Improvisé una nueva excusa al empleado del banco y fuimos al hotel. Bajé el ordenador al café de la recepción y lo encendí. Tal y como Azul había sugerido, la fecha de última conexión coincidía no con la que yo pensaba, sino con la fecha de la tarde en que habían entrado en mi apartamento. ¡No se habían llevado nada y se lo habían llevado todo! Consulté el registro de sucesos de ese día y comprobé que alguien había hecho una copia de mi disco duro contra un soporte magnético.
—¿Qué buscaban? —pregunté a Azul.
—Información, lo mismo que intentaron sacarle al padre y por el mismo motivo que atropellaron a Martí. Pero no te preocupes, no encontrarán nada de lo que les interesa, ni siquiera en tu ordenador, solo quieren saber quién es Capillus.
—Eras tú, ¿verdad?
—Sí, por eso nos buscan. Creen que les he dado una pista falsa y que les queremos robar su dinero.
—¿Queremos? Yo no tengo nada que ver, y no somos niños, sabías el riesgo que corrías metiéndote en algo así, ¿por qué diablos lo hiciste de nuevo?
Bajó la cabeza y su mirada se ensombreció, pero cuando levantó el rostro, sus ojos eran de nuevo desafiantes.
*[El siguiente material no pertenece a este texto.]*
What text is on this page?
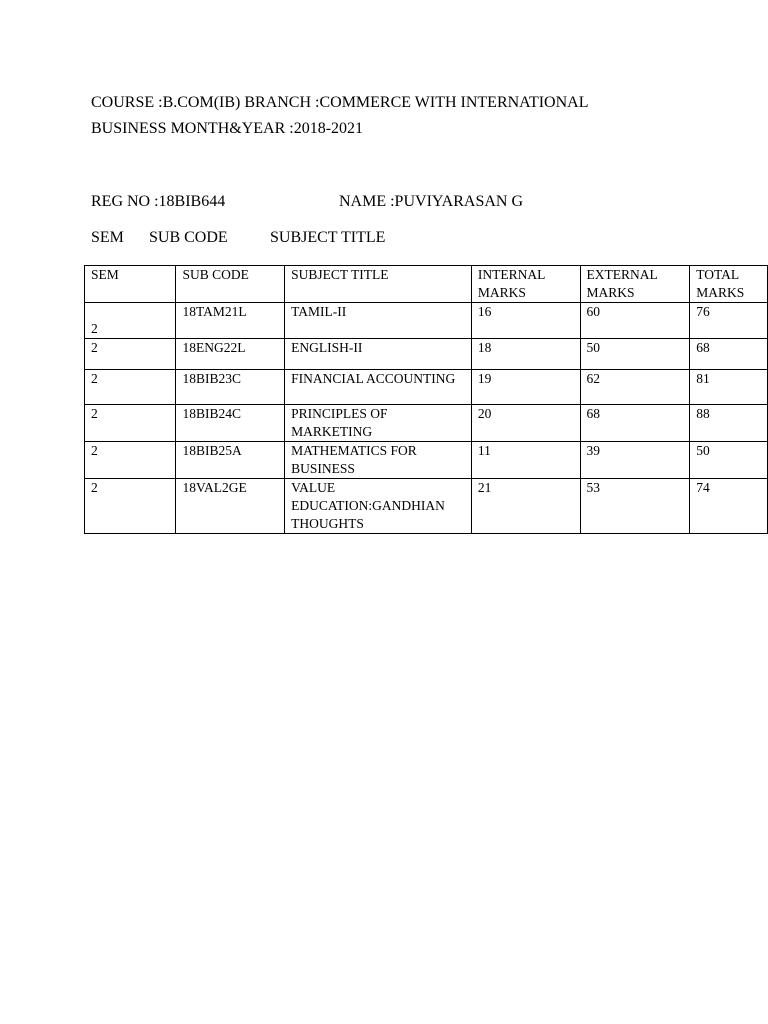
COURSE :B.COM(IB) BRANCH :COMMERCE WITH INTERNATIONAL
BUSINESS MONTH&YEAR :2018-2021
REG NO :18BIB644	NAME :PUVIYARASAN G
SEM SUB CODE	SUBJECT TITLE
SEM	SUB CODE	SUBJECT TITLE	INTERNAL MARKS	EXTERNAL MARKS	TOTAL MARKS

2	18TAM21L	TAMIL-II	16	60	76
2	18ENG22L	ENGLISH-II	18	50	68
2	18BIB23C	FINANCIAL ACCOUNTING	19	62	81
2	18BIB24C	PRINCIPLES OF MARKETING	20	68	88
2	18BIB25A	MATHEMATICS FOR BUSINESS	11	39	50
2	18VAL2GE	VALUE EDUCATION:GANDHIAN THOUGHTS	21	53	74
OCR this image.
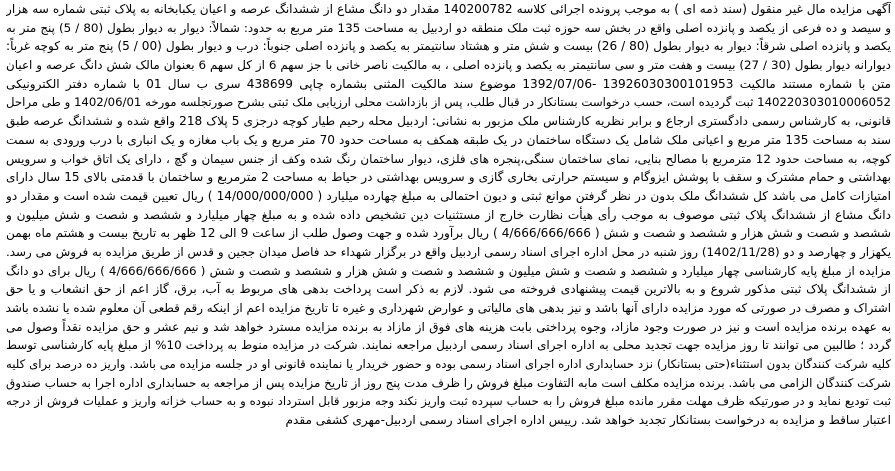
آگهی مزایده مال غیر منقول (سند ذمه ای ) به موجب پرونده اجرائی کلاسه 140200782 مقدار دو دانگ مشاع از ششدانگ عرصه و اعیان یکبابخانه به پلاک ثبتی شماره سه هزار
و سیصد و ده فرعی از یکصد و پانزده اصلی واقع در بخش سه حوزه ثبت ملک منطقه دو اردبیل به مساحت 135 متر مربع به حدود: شمالاً: دیوار به دیوار بطول (80 / 5) پنج متر به
یکصد و پانزده اصلی شرقاً: دیوار به دیوار بطول (80 / 26) بیست و شش متر و هشتاد سانتیمتر به یکصد و پانزده اصلی جنوباً: درب و دیوار بطول (00 / 5) پنج متر به کوچه غرباً:
دیوارانه دیوار بطول (30 / 27) بیست و هفت متر و سی سانتیمتر به یکصد و پانزده اصلی ، به مالکیت ناصر خانی با جز سهم 6 از کل سهم 6 بعنوان مالک شش دانگ عرصه و اعیان
متن با شماره مستند مالکیت 13926030300101953 -1392/07/06 موضوع سند مالکیت المثنی بشماره چاپی 438699 سری ب سال 01 با شماره دفتر الکترونیکی
140220303010006052 ثبت گردیده است، حسب درخواست بستانکار در قبال طلب، پس از بازداشت محلی ارزیابی ملک ثبتی بشرح صورتجلسه مورخه 1402/06/01 و طی مراحل
قانونی، به کارشناس رسمی دادگستری ارجاع و برابر نظریه کارشناس ملک مزبور به نشانی: اردبیل محله رحیم طیار کوچه درجزی 5 پلاک 218 واقع شده و ششدانگ عرصه طبق
سند به مساحت 135 متر مربع و اعیانی ملک شامل یک دستگاه ساختمان در یک طبقه همکف به مساحت حدود 70 متر مربع و یک باب مغازه و یک انباری با درب ورودی به سمت
کوچه، به مساحت حدود 12 مترمربع با مصالح بنایی، نمای ساختمان سنگی،پنجره های فلزی، دیوار ساختمان رنگ شده وکف از جنس سیمان و گچ ، دارای یک اتاق خواب و سرویس
بهداشتی و حمام مشترک و سقف با پوشش ایزوگام و سیستم حرارتی بخاری گازی و سرویس بهداشتی در حیاط به مساحت 2 مترمربع و ساختمان با قدمتی بالای 15 سال دارای
امتیازات کامل می باشد کل ششدانگ ملک بدون در نظر گرفتن موانع ثبتی و دیون احتمالی به مبلغ چهارده میلیارد ( 14/000/000/000 ) ریال تعیین قیمت شده است و مقدار دو
دانگ مشاع از ششدانگ پلاک ثبتی موصوف به موجب رأی هیأت نظارت خارج از مستثنیات دین تشخیص داده شده و به مبلغ چهار میلیارد و ششصد و شصت و شش میلیون و
ششصد و شصت و شش هزار و ششصد و شصت و شش ( 4/666/666/666 ) ریال برآورد شده و جهت وصول طلب از ساعت 9 الی 12 ظهر به تاریخ بیست و هشتم ماه بهمن
یکهزار و چهارصد و دو (1402/11/28) روز شنبه در محل اداره اجرای اسناد رسمی اردبیل واقع در برگزار شهداء حد فاصل میدان ججین و قدس از طریق مزایده به فروش می رسد.
مزایده از مبلغ پایه کارشناسی چهار میلیارد و ششصد و شصت و شش میلیون و ششصد و شصت و شش هزار و ششصد و شصت و شش ( 4/666/666/666 ) ریال برای دو دانگ
از ششدانگ پلاک ثبتی مذکور شروع و به بالاترین قیمت پیشنهادی فروخته می شود. لازم به ذکر است پرداخت بدهی های مربوط به آب، برق، گاز اعم از حق انشعاب و یا حق
اشتراک و مصرف در صورتی که مورد مزایده دارای آنها باشد و نیز بدهی های مالیاتی و عوارض شهرداری و غیره تا تاریخ مزایده اعم از اینکه رقم قطعی آن معلوم شده یا نشده باشد
به عهده برنده مزایده است و نیز در صورت وجود مازاد، وجوه پرداختی بابت هزینه های فوق از مازاد به برنده مزایده مسترد خواهد شد و نیم عشر و حق مزایده نقداً وصول می
گردد ؛ طالبین می توانند تا روز مزایده جهت تجدید محلی به اداره اجرای اسناد رسمی اردبیل مراجعه نمایند. شرکت در مزایده منوط به پرداخت 10% از مبلغ پایه کارشناسی توسط
کلیه شرکت کنندگان بدون استثناء(حتی بستانکار) نزد حسابداری اداره اجرای اسناد رسمی بوده و حضور خریدار یا نماینده قانونی او در جلسه مزایده می باشد. واریز ده درصد برای کلیه
شرکت کنندگان الزامی می باشد. برنده مزایده مکلف است مابه التفاوت مبلغ فروش را ظرف مدت پنج روز از تاریخ مزایده پس از مراجعه به حسابداری اداره اجرا به حساب صندوق
ثبت تودیع نماید و در صورتیکه ظرف مهلت مقرر مانده مبلغ فروش را به حساب سپرده ثبت واریز نکند وجه مزبور قابل استرداد نبوده و به حساب خزانه واریز و عملیات فروش از درجه
اعتبار ساقط و مزایده به درخواست بستانکار تجدید خواهد شد. رییس اداره اجرای اسناد رسمی اردبیل-مهری کشفی مقدم
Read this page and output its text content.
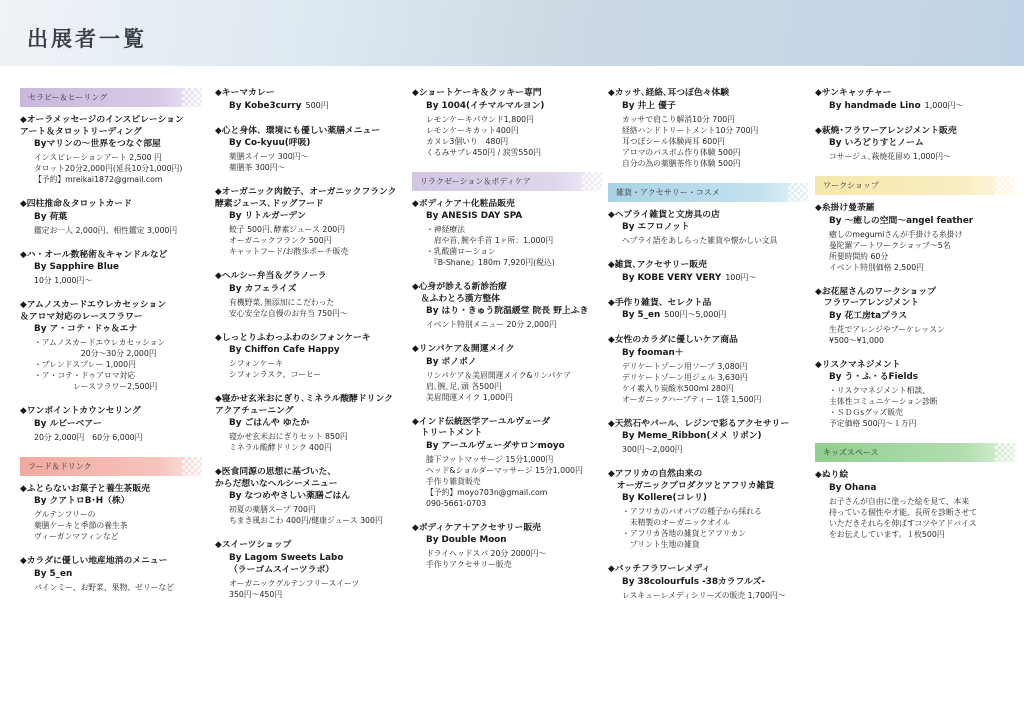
出展者一覧
セラピー＆ヒーリング
◆オーラメッセージのインスピレーション
アート＆タロットリーディング
Byマリンの〜世界をつなぐ部屋
インスピレーションアート 2,500 円
タロット20分2,000円(延長10分1,000円)
【予約】mreikai1872@gmail.com
◆四柱推命＆タロットカード
By 荷葉
鑑定お一人 2,000円、相性鑑定 3,000円
◆ハ・オール数秘術＆キャンドルなど
By Sapphire Blue
10分 1,000円〜
◆アムノスカードエウレカセッション
＆アロマ対応のレースフラワー
By ア・コテ・ドゥ＆エナ
・アムノスカードエウレカセッション
　　　　　　20分〜30分 2,000円
・ブレンドスプレー 1,000円
・ア・コテ・ドゥアロマ対応
　　　　　レースフラワー2,500円
◆ワンポイントカウンセリング
By ルビーベアー
20分 2,000円　60分 6,000円
フード＆ドリンク
◆ふとらないお菓子と養生茶販売
By クアトロB･H（株）
グルテンフリーの
薬膳ケーキと季節の養生茶
ヴィーガンマフィンなど
◆カラダに優しい地産地消のメニュー
By 5_en
パインミー、お野菜、果物、ゼリーなど
◆キーマカレー
By Kobe3curry 500円
◆心と身体、環境にも優しい薬膳メニュー
By Co-kyuu(呼吸)
薬膳スイーツ 300円〜
薬膳茶 300円〜
◆オーガニック肉餃子、オーガニックフランク
酵素ジュース､ドッグフード
By リトルガーデン
餃子 500円､酵素ジュース 200円
オーガニックフランク 500円
キャットフード/お散歩ポーチ販売
◆ヘルシー弁当＆グラノーラ
By カフェライズ
有機野菜､無添加にこだわった
安心安全な自慢のお弁当 750円〜
◆しっとりふわっふわのシフォンケーキ
By Chiffon Cafe Happy
シフォンケーキ
シフォンラスク、コーヒー
◆寝かせ玄米おにぎり､ミネラル酸酵ドリンク
アクアチューニング
By ごはんや ゆたか
寝かせ玄米おにぎりセット 850円
ミネラル酸酵ドリンク 400円
◆医食同源の思想に基づいた、
からだ想いなヘルシーメニュー
By なつめやさしい薬膳ごはん
初夏の薬膳スープ 700円
ちまき風おこわ 400円/健康ジュース 300円
◆スイーツショップ
By Lagom Sweets Labo
（ラーゴムスイーツラボ）
オーガニックグルテンフリースイーツ
350円〜450円
◆ショートケーキ＆クッキー専門
By 1004(イチマルマルヨン)
レモンケーキパウンド1,800円
レモンケーキカット400円
カヌレ3個いり　480円
くるみサブレ450円 / 涙雪550円
リラクゼーション＆ボディケア
◆ボディケア＋化粧品販売
By ANESIS DAY SPA
・神経療法
　肩や首､腕や手首 1ヶ所：1,000円
・乳酸菌ローション
　『B-Shane』180m 7,920円(税込)
◆心身が診える新診治療
　＆ふわとろ漢方整体
By はり・きゅう院温緩堂 院長 野上ふき
イベント特別メニュー 20分 2,000円
◆リンパケア＆開運メイク
By ポノポノ
リンパケア＆美眉開運メイク&リンパケア
肩､腕､足､頭 各500円
美眉開運メイク 1,000円
◆インド伝統医学アーユルヴェーダ
　トリートメント
By アーユルヴェーダサロンmoyo
膝下フットマッサージ 15分1,000円
ヘッド&ショルダーマッサージ 15分1,000円
手作り雑貨販売
【予約】moyo703n@gmail.com
090-5661-0703
◆ボディケア＋アクセサリー販売
By Double Moon
ドライヘッドスパ 20分 2000円〜
手作りアクセサリー販売
◆カッサ､経絡､耳つぼ色々体験
By 井上 優子
カッサで肩こり解消10分 700円
経絡ハンドトリートメント10分 700円
耳つぼシール体験両耳 600円
アロマのバスボム作り体験 500円
自分の為の薬膳茶作り体験 500円
雑貨・アクセサリー・コスメ
◆ヘブライ雑貨と文房具の店
By エフロノット
ヘブライ語をあしらった雑貨や懐かしい文具
◆雑貨､アクセサリー販売
By KOBE VERY VERY 100円〜
◆手作り雑貨、セレクト品
By 5_en 500円〜5,000円
◆女性のカラダに優しいケア商品
By fooman＋
デリケートゾーン用ソープ 3,080円
デリケートゾーン用ジェル 3,630円
ケイ素入り炭酸水500ml 280円
オーガニックハーブティー 1袋 1,500円
◆天然石やパール、レジンで彩るアクセサリー
By Meme_Ribbon(メメ リボン)
300円〜2,000円
◆アフリカの自然由来の
　オーガニックプロダクツとアフリカ雑貨
By Kollere(コレリ)
・アフリカのバオバブの種子から採れる
　未精製のオーガニックオイル
・アフリカ各地の雑貨とアフリカン
　プリント生地の雑貨
◆バッチフラワーレメディ
By 38colourfuls -38カラフルズ-
レスキューレメディシリーズの販売 1,700円〜
◆サンキャッチャー
By handmade Lino 1,000円〜
◆萩焼･フラワーアレンジメント販売
By いろどりすとノーム
コサージュ､萩焼花留め 1,000円〜
ワークショップ
◆糸掛け曼荼羅
By 〜癒しの空間〜angel feather
癒しのmegumiさんが手掛ける糸掛け
曼陀羅アートワークショップ〜5名
所要時間約 60分
イベント特別価格 2,500円
◆お花屋さんのワークショップ
　フラワーアレンジメント
By 花工房taプラス
生花でアレンジやブーケレッスン
¥500〜¥1,000
◆リスクマネジメント
By う・ふ・るFields
・リスクマネジメント相談、
主体性コミュニケーション診断
・ＳＤＧsグッズ販売
予定価格 500円〜１万円
キッズスペース
◆ぬり絵
By Ohana
お子さんが自由に塗った絵を見て、本来
持っている個性や才能、長所を診断させて
いただきそれらを伸ばすコツやアドバイス
をお伝えしています。１枚500円
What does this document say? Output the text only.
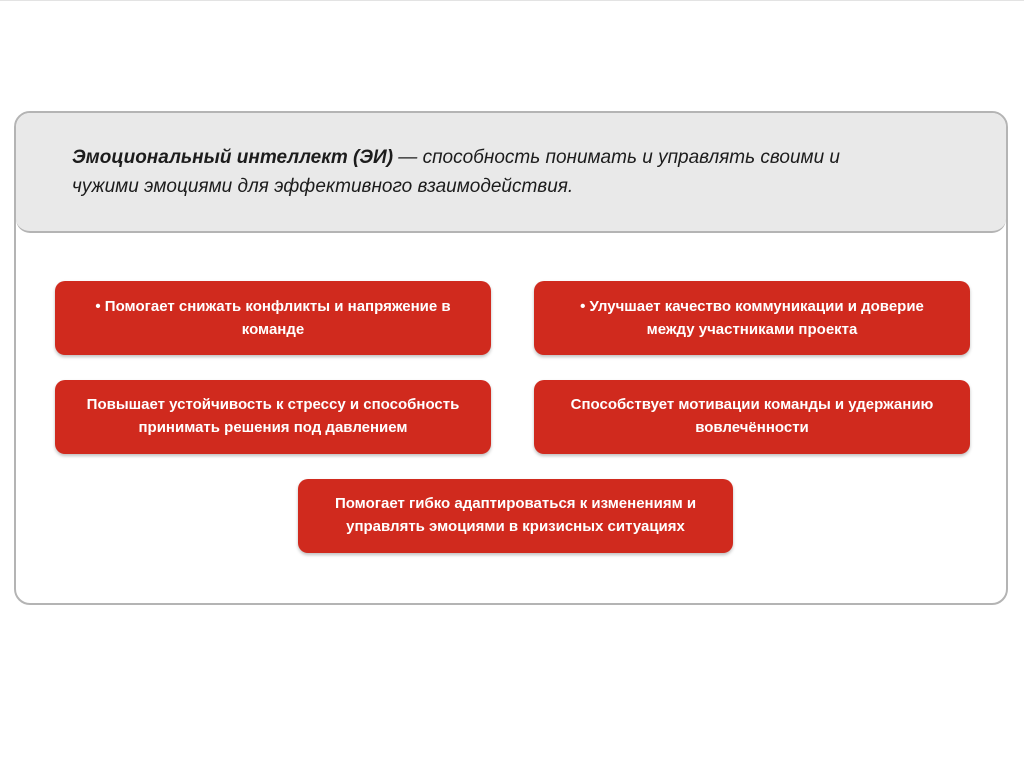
Эмоциональный интеллект (ЭИ) — способность понимать и управлять своими и чужими эмоциями для эффективного взаимодействия.
• Помогает снижать конфликты и напряжение в команде
• Улучшает качество коммуникации и доверие между участниками проекта
Повышает устойчивость к стрессу и способность принимать решения под давлением
Способствует мотивации команды и удержанию вовлечённости
Помогает гибко адаптироваться к изменениям и управлять эмоциями в кризисных ситуациях
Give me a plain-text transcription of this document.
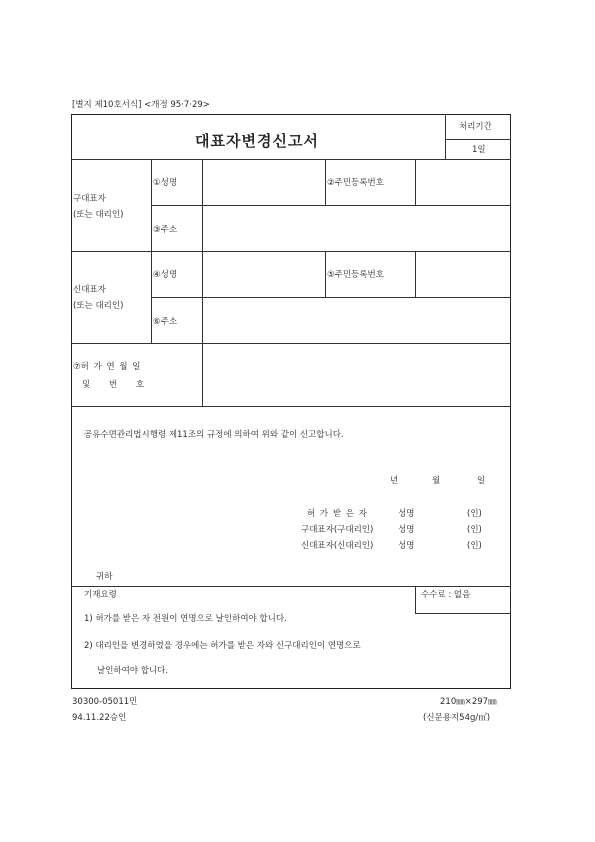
[별지 제10호서식] <개정 95·7·29>
대표자변경신고서
처리기간
1일
구대표자
(또는 대리인)
①성명	②주민등록번호
③주소
신대표자
(또는 대리인)
④성명	⑤주민등록번호
⑥주소
⑦허 가 연 월 일
및 번 호
공유수면관리법시행령 제11조의 규정에 의하여 위와 같이 신고합니다.
년	월	일
허 가 받 은 자	성명	(인)
구대표자(구대리인)	성명	(인)
신대표자(신대리인)	성명	(인)
귀하
기재요령	수수료 : 없음
1) 허가를 받은 자 전원이 연명으로 날인하여야 합니다.
2) 대리인을 변경하였을 경우에는 허가를 받은 자와 신구대리인이 연명으로
날인하여야 합니다.
30300-05011민
94.11.22승인
210㎜×297㎜
(신문용지54g/㎡)
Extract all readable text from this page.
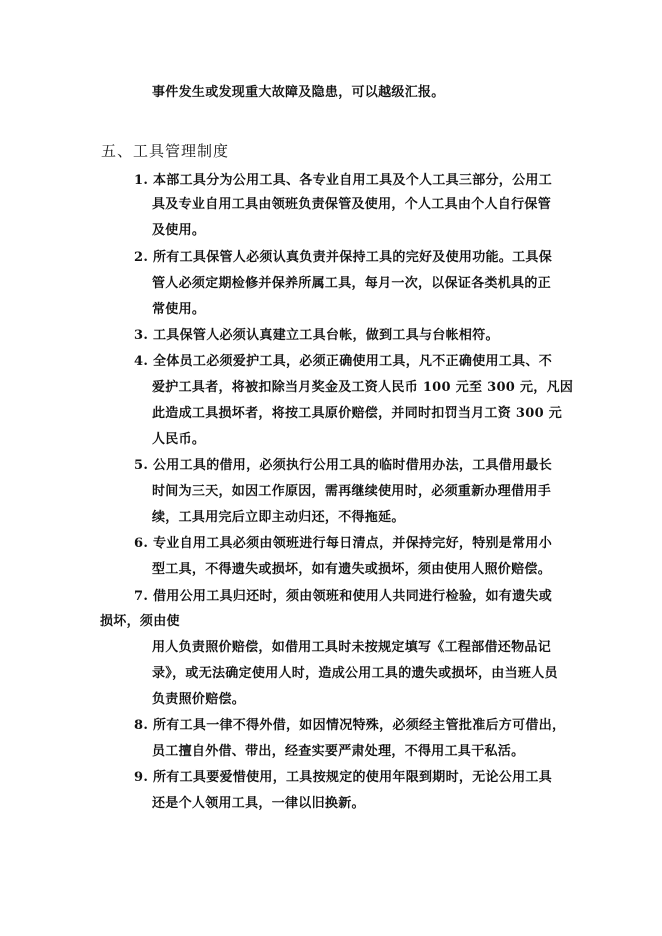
事件发生或发现重大故障及隐患，可以越级汇报。
五、工具管理制度
1. 本部工具分为公用工具、各专业自用工具及个人工具三部分，公用工
具及专业自用工具由领班负责保管及使用，个人工具由个人自行保管
及使用。
2. 所有工具保管人必须认真负责并保持工具的完好及使用功能。工具保
管人必须定期检修并保养所属工具，每月一次，以保证各类机具的正
常使用。
3. 工具保管人必须认真建立工具台帐，做到工具与台帐相符。
4. 全体员工必须爱护工具，必须正确使用工具，凡不正确使用工具、不
爱护工具者，将被扣除当月奖金及工资人民币 100 元至 300 元，凡因
此造成工具损坏者，将按工具原价赔偿，并同时扣罚当月工资 300 元
人民币。
5. 公用工具的借用，必须执行公用工具的临时借用办法，工具借用最长
时间为三天，如因工作原因，需再继续使用时，必须重新办理借用手
续，工具用完后立即主动归还，不得拖延。
6. 专业自用工具必须由领班进行每日清点，并保持完好，特别是常用小
型工具，不得遗失或损坏，如有遗失或损坏，须由使用人照价赔偿。
7. 借用公用工具归还时，须由领班和使用人共同进行检验，如有遗失或
损坏，须由使
用人负责照价赔偿，如借用工具时未按规定填写《工程部借还物品记
录》，或无法确定使用人时，造成公用工具的遗失或损坏，由当班人员
负责照价赔偿。
8. 所有工具一律不得外借，如因情况特殊，必须经主管批准后方可借出，
员工擅自外借、带出，经查实要严肃处理，不得用工具干私活。
9. 所有工具要爱惜使用，工具按规定的使用年限到期时，无论公用工具
还是个人领用工具，一律以旧换新。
—Debía montar un cebo para ayudar a la Policía, y a cambio de mi ayuda limpiarían mi expediente y desaparecerían los cargos que ya sabes —se paró y cambió el tono de voz—. Cècil, nunca hice nada de lo que deba arrepentirme, y aquella denuncia y todo lo que vino después fue una mentira, no tuve más remedio que aceptar las cosas como vinieron, no estaba en mi mano cambiar eso —recuperó su tono normal y continuó—. Bien, como te decía, acepté el encargo. Supongo que Oriol Nomis hizo la oferta al comisario y este aceptó. Pero por su parte decidió colocar algún otro cebo, por eso participó también el padre Julio. Yo me dediqué a dar un par de avisos por ahí, nada importante; si bien me atraía la perspectiva de que cada vez que alguien digitara mi DNI en una pantalla no apareciera información «añadida», tampoco tenía muchas ganas de complicarme la vida. Mi función era hacer de Capillus, de cebo para dar importancia a la subasta, y en concreto, a esa pieza. Ellos se tragaron el anzuelo y, cuando vieron la oferta de Capillus, creyeron en la autenticidad del códice y pujaron por él antes de que lo hiciese otro.